Obituario

Leo Beenhakker y el tiempo hecho humo

Leo Beenhakker. Fuente: Wikimedia Commons.

“Si pudiera / a la tienda de los sueños ir a comprar (…) y allí vendieran / billetes para el tren de otra oportunidad”, cantaban Los Suaves. Leo Beenhakker (fallecido ayer, 10 de abril, a los 82 años) siempre será recordado como uno de los mejores entrenadores que han pasado por el Santiago Bernabéu.

Al timón de una de las camadas más talentosas que haya eclosionado en la cantera madridista, la llamada Quinta del Buitre (Míchel, Butragueño, Sanchís, Martín Vázquez…), no solo ganó tres Ligas, sino que lo hizo con un fútbol espectacular, muy ofensivo, divertidísimo de ver, herencia de aquella Naranja Mecánica del 74 que crease su compatriota Rinus Míchels, a quien siempre consideró su maestro táctico.

Le acompañaba además un semblante serio, reflexivo, elegante y educado en sus apariciones ante los medios, con ese aire de modernidad europea que tanto seducía a Ramón Mendoza, presidente por entonces de la entidad blanca.

Sin embargo, para el aficionado madridista –de forma posiblemente tan injusta como caprichosa–, el nombre de Leo Beenhakker siempre irá asociado en la memoria a dos de las espinas más amargamente clavadas en aquel Real Madrid de ensueño (que llegó a encadenar 34 partidos invicto), claveteadas con dolor en el costado.

La primera ocurrió precisamente en Holanda, su tierra natal, en la temporada 1987-88, cuando el Real Madrid cayó eliminado ante el PSV Eindhoven en la Copa de Europa a pesar de no perder ninguno de los dos partidos (lo hizo por el valor doble del gol encajado en Chamartín), cuando era el máximo favorito para ganar dicha competición.

Aquella fue una decepción de dimensiones bíblicas, un partido innombrable que llegaría a ser un verdadero trauma para toda una generación (la cual no se resarciría del disgusto hasta que el gol de MIjatovic rompiera la maldición de la Séptima una década más tarde).

La segunda cornada ocurrió en Tenerife (otro nombre que suena a Waterloo para el madridismo), en el olímpico año de 1992, cuando el Madrid perdió en media hora de caos y despiste una Liga que tenía ya ganada y que voló a Barcelona entre las ondas de los transistores.

En ambos casos, Leo Beenhakker encajó el golpe estoicamente junto al banquillo, aunque echando humo (literalmente).
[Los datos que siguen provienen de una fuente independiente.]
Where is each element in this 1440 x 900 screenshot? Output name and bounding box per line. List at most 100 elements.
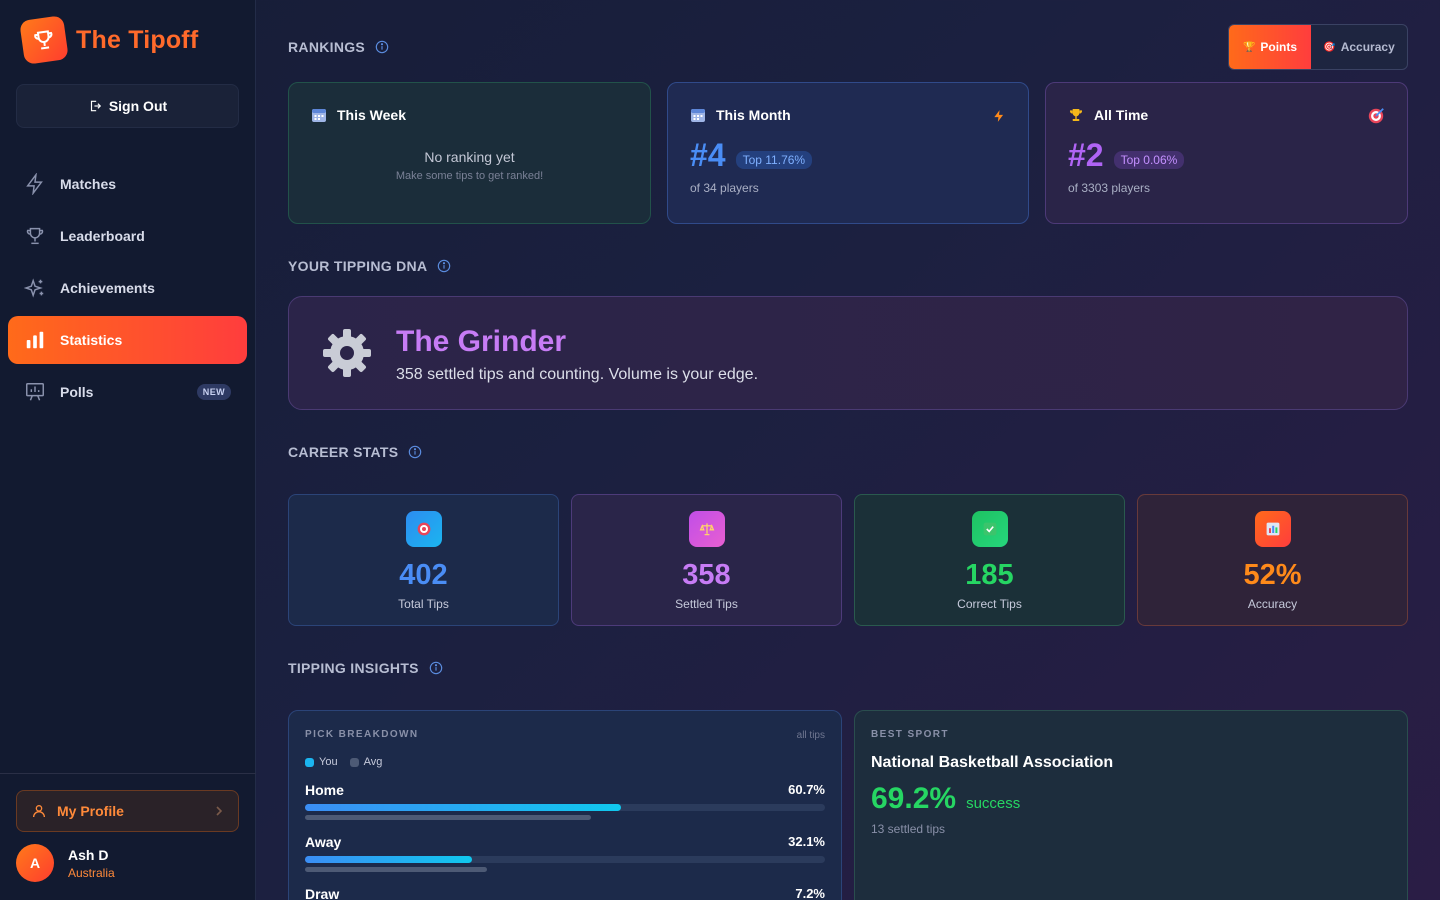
no-ranking-title: No ranking yet bbox=[424, 149, 515, 165]
stat-card-total-tips: 402 Total Tips bbox=[288, 494, 559, 626]
sidebar-item-matches[interactable]: Matches bbox=[8, 160, 247, 208]
rankings-title: RANKINGS bbox=[288, 39, 389, 55]
stat-value: 52% bbox=[1243, 559, 1302, 591]
stat-label: Accuracy bbox=[1247, 597, 1298, 611]
info-icon[interactable] bbox=[437, 259, 451, 273]
no-ranking-subtitle: Make some tips to get ranked! bbox=[395, 170, 544, 182]
gear-icon bbox=[323, 329, 371, 377]
pick-row-you-bar bbox=[305, 856, 472, 863]
legend-avg-label: Avg bbox=[363, 756, 383, 768]
pick-row-name: Away bbox=[305, 834, 342, 850]
pick-row-track bbox=[305, 856, 825, 863]
calendar-icon bbox=[312, 109, 326, 122]
points-toggle-button[interactable]: 🏆 Points bbox=[1229, 25, 1311, 69]
sidebar-item-label: Achievements bbox=[60, 280, 155, 296]
avatar: A bbox=[16, 844, 54, 882]
calendar-icon bbox=[691, 109, 705, 122]
poll-icon bbox=[26, 383, 44, 401]
sidebar-item-polls[interactable]: Polls NEW bbox=[8, 368, 247, 416]
my-profile-button[interactable]: My Profile bbox=[16, 790, 239, 832]
bar-chart-icon bbox=[26, 331, 44, 349]
accuracy-toggle-button[interactable]: 🎯 Accuracy bbox=[1311, 25, 1407, 69]
sparkles-icon bbox=[24, 278, 44, 298]
pick-row-you-bar bbox=[305, 804, 621, 811]
stat-card-correct-tips: 185 Correct Tips bbox=[854, 494, 1125, 626]
trophy-icon bbox=[1069, 109, 1083, 121]
dna-name: The Grinder bbox=[396, 325, 567, 358]
chevron-right-icon bbox=[216, 806, 223, 816]
pick-row-avg-bar bbox=[305, 815, 591, 820]
month-rank-players: of 34 players bbox=[690, 181, 759, 195]
bar-chart-icon bbox=[1254, 511, 1291, 547]
best-sport-settled: 13 settled tips bbox=[871, 822, 946, 836]
pick-row-draw: Draw 7.2% bbox=[305, 886, 825, 900]
best-sport-rate-word: success bbox=[966, 795, 1021, 812]
rank-card-month: This Month #4 Top 11.76% of 34 players bbox=[667, 82, 1029, 224]
legend-you-swatch bbox=[305, 757, 314, 767]
sidebar: The Tipoff Sign Out Matches Leaderboard … bbox=[0, 0, 256, 900]
stat-card-accuracy: 52% Accuracy bbox=[1137, 494, 1408, 626]
new-badge: NEW bbox=[196, 384, 231, 400]
brand[interactable]: The Tipoff bbox=[19, 15, 199, 65]
stat-value: 358 bbox=[682, 559, 731, 591]
stat-value: 185 bbox=[965, 559, 1014, 591]
pick-row-percent: 60.7% bbox=[788, 782, 825, 797]
stat-label: Settled Tips bbox=[675, 597, 738, 611]
pick-row-percent: 32.1% bbox=[788, 834, 825, 849]
month-rank-percentile: Top 11.76% bbox=[735, 151, 813, 169]
points-label: Points bbox=[1260, 40, 1298, 54]
app-name: The Tipoff bbox=[76, 25, 199, 54]
user-name: Ash D bbox=[68, 846, 109, 863]
rank-card-week: This Week No ranking yet Make some tips … bbox=[288, 82, 651, 224]
my-profile-label: My Profile bbox=[57, 803, 124, 819]
target-icon bbox=[1368, 108, 1384, 124]
insights-title: TIPPING INSIGHTS bbox=[288, 660, 443, 676]
rankings-title-text: RANKINGS bbox=[288, 39, 366, 55]
info-icon[interactable] bbox=[429, 661, 443, 675]
month-rank-number: #4 bbox=[690, 137, 726, 173]
info-icon[interactable] bbox=[408, 445, 422, 459]
dna-title: YOUR TIPPING DNA bbox=[288, 258, 451, 274]
pick-legend: You Avg bbox=[305, 756, 825, 768]
rank-card-label: All Time bbox=[1094, 107, 1149, 123]
all-time-rank-number: #2 bbox=[1068, 137, 1104, 173]
ranking-mode-toggle[interactable]: 🏆 Points 🎯 Accuracy bbox=[1228, 24, 1408, 70]
user-card[interactable]: A Ash D Australia bbox=[16, 844, 115, 882]
pick-breakdown-card: PICK BREAKDOWN all tips You Avg Home 60.7… bbox=[288, 710, 842, 900]
dna-title-text: YOUR TIPPING DNA bbox=[288, 258, 428, 274]
pick-row-away: Away 32.1% bbox=[305, 834, 825, 872]
pick-row-percent: 7.2% bbox=[795, 886, 825, 900]
career-title: CAREER STATS bbox=[288, 444, 422, 460]
trophy-icon bbox=[26, 227, 44, 245]
best-sport-rate: 69.2% bbox=[871, 782, 957, 815]
pick-rows: Home 60.7% Away 32.1% Draw 7.2% bbox=[305, 782, 825, 900]
sidebar-item-statistics[interactable]: Statistics bbox=[8, 316, 247, 364]
target-icon bbox=[405, 511, 442, 547]
best-sport-card: BEST SPORT National Basketball Associati… bbox=[854, 710, 1408, 900]
pick-row-avg-bar bbox=[305, 867, 487, 872]
user-icon bbox=[33, 805, 45, 818]
best-sport-name: National Basketball Association bbox=[871, 754, 1114, 771]
sidebar-item-achievements[interactable]: Achievements bbox=[8, 264, 247, 312]
sidebar-footer: My Profile A Ash D Australia bbox=[0, 773, 256, 900]
stat-card-settled-tips: 358 Settled Tips bbox=[571, 494, 842, 626]
info-icon[interactable] bbox=[375, 40, 389, 54]
sign-out-label: Sign Out bbox=[108, 98, 168, 114]
sign-out-icon bbox=[90, 100, 101, 112]
bolt-icon bbox=[26, 173, 43, 195]
stat-label: Total Tips bbox=[398, 597, 449, 611]
rank-card-label: This Month bbox=[716, 107, 791, 123]
pick-row-name: Home bbox=[305, 782, 344, 798]
sign-out-button[interactable]: Sign Out bbox=[16, 84, 239, 128]
pick-row-track bbox=[305, 804, 825, 811]
sidebar-item-label: Leaderboard bbox=[60, 228, 145, 244]
legend-you-label: You bbox=[319, 756, 338, 768]
sidebar-item-leaderboard[interactable]: Leaderboard bbox=[8, 212, 247, 260]
stat-label: Correct Tips bbox=[957, 597, 1022, 611]
career-title-text: CAREER STATS bbox=[288, 444, 399, 460]
sidebar-item-label: Polls bbox=[60, 384, 94, 400]
stat-value: 402 bbox=[399, 559, 448, 591]
all-time-rank-players: of 3303 players bbox=[1068, 181, 1151, 195]
tipping-dna-card: The Grinder 358 settled tips and countin… bbox=[288, 296, 1408, 410]
pick-breakdown-scope: all tips bbox=[796, 730, 825, 741]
Fumador empedernido, su estampa siempre será asociada a las volutas blancas que exhalaban sus pulmones de forma casi continúa. A pesar de todos sus triunfos, nunca pudo recuperarse de estas dos derrotas.

“Si pudiera / a la tienda de los sueños ir a comprar (…) y allí vendieran / billetes para el tren de otra oportunidad”, cantaban Los Suaves. Quién sabe cuántas veces soñó Beenhakker con poder haber regresado a aquellos dos días nefastos y haber cambiar el pasado. Pero el tiempo, por desgracia, ya se había hecho humo.